I imagine ChangeMaker.java would explain everything you need to know. But anyways...
Using your example "turn 48 11/8 into 49 3/8"
For now disregard the 48 and focus solely on the fractional component. How many dollars is 11/8? If you evaluate the fraction using "human" division there are 11.375 dollars in 11/8. But your class does not maintain decimal components it maintains two integers to represent whole dollars and eighths of a dollar. If you simplify the fraction into a mixed number you have 1 3/8, which is comparable to the format that your class maintains share prices in. dollar = 1 and eighths = 3, but how did we arrive at this conclusion. First we evaluate how many whole dollars are in 11/8. In Java if you divide two integers any non integer component (ie decimals) are thrown away, so 11 ÷ 8 = 1. Now how do we know how many eighths of a dollar we have in 11/8 that aren't part of a whole dollar? Like carteblanche said in his first post, mod basically gives you the remainder. So 11%8 will give you a result of 3. So by evaluating 11 ÷ 8 we have determined we have 1 whole dollar in 11/8 and by evaluating 11/%8 we determined we have 3/8 leftover. When you consider the $48 we have been ignoring thus far, you need to add the whole dollar and set eights = 3, so dollar = 48 + 1 = 49 and eighths = 3.
Using the example from above:
1. Closing Price per Share: 44 7/8
2. Change in Share Price: 4 4/8
3. Closing Price per Share: 49 3/8
At step 1. stockPortfolio.dollar = 44 and stockPortfolio.eighths = 7
On step 2. stockPortfolio.modifyStockPrice(4, 4) is called.

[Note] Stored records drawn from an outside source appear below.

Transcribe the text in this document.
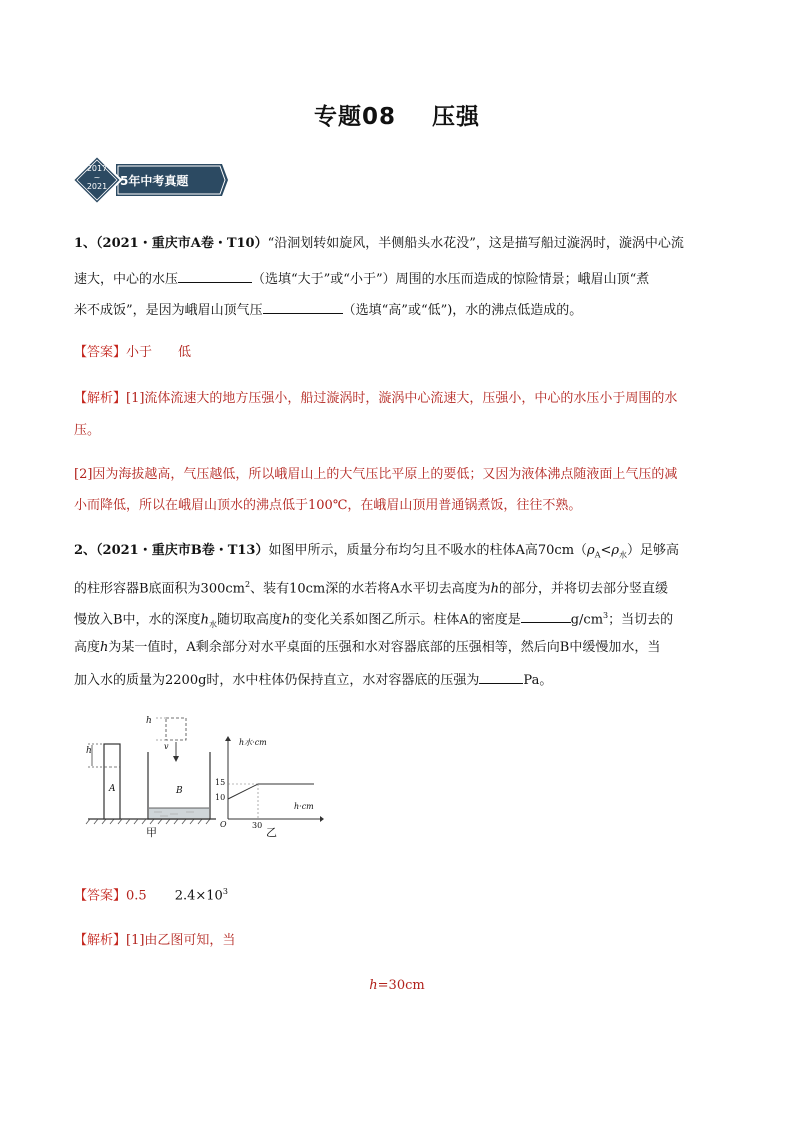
专题08 压强
2017
~
2021	5年中考真题
1、（2021・重庆市A卷・T10）“沿洄划转如旋风，半侧船头水花没”，这是描写船过漩涡时，漩涡中心流
速大，中心的水压	（选填“大于”或“小于”）周围的水压而造成的惊险情景；峨眉山顶“煮
米不成饭”，是因为峨眉山顶气压	（选填“高”或“低”)，水的沸点低造成的。
【答案】小于 低
【解析】[1]流体流速大的地方压强小，船过漩涡时，漩涡中心流速大，压强小，中心的水压小于周围的水
压。
[2]因为海拔越高，气压越低，所以峨眉山上的大气压比平原上的要低；又因为液体沸点随液面上气压的减
小而降低，所以在峨眉山顶水的沸点低于100℃，在峨眉山顶用普通锅煮饭，往往不熟。
2、（2021・重庆市B卷・T13）如图甲所示，质量分布均匀且不吸水的柱体A高$70cm(\rho_A<\rho_水)$足够高
的柱形容器B底面积为$300cm^2$、装有10cm深的水若将A水平切去高度为h的部分，并将切去部分竖直缓
慢放入B中，水的深度$h_水$随切取高度h的变化关系如图乙所示。柱体A的密度是	$g/cm^3$；当切去的
高度h为某一值时，A剩余部分对水平桌面的压强和水对容器底部的压强相等，然后向B中缓慢加水，当
加入水的质量为2200g时，水中柱体仍保持直立，水对容器底的压强为	Pa。
h
A
h
v
B
甲
h水·cm
h·cm
15
10
30
O
乙
【答案】0.5 $2.4\times 10^3$
【解析】[1]由乙图可知，当
h=30cm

On Step 3. the expected values are stockPortfolio.dollar = 49 and stockPortfolio.eighths = 3, but being that your modifyStockPrice method is defined as:
Code
public void modifyStockPrice( int dollar, int eighths ) {
this.dollar += dollar;
this.eighths += eighths;
}
[/CODE]
The actual result is stockPortfolio.dollar = 48 and stockPortfolio.eighths = 11. To get the expected result, you need to evaluate how many eighths there are and convert them to dollars and add to dollar and set the remainder to eighths.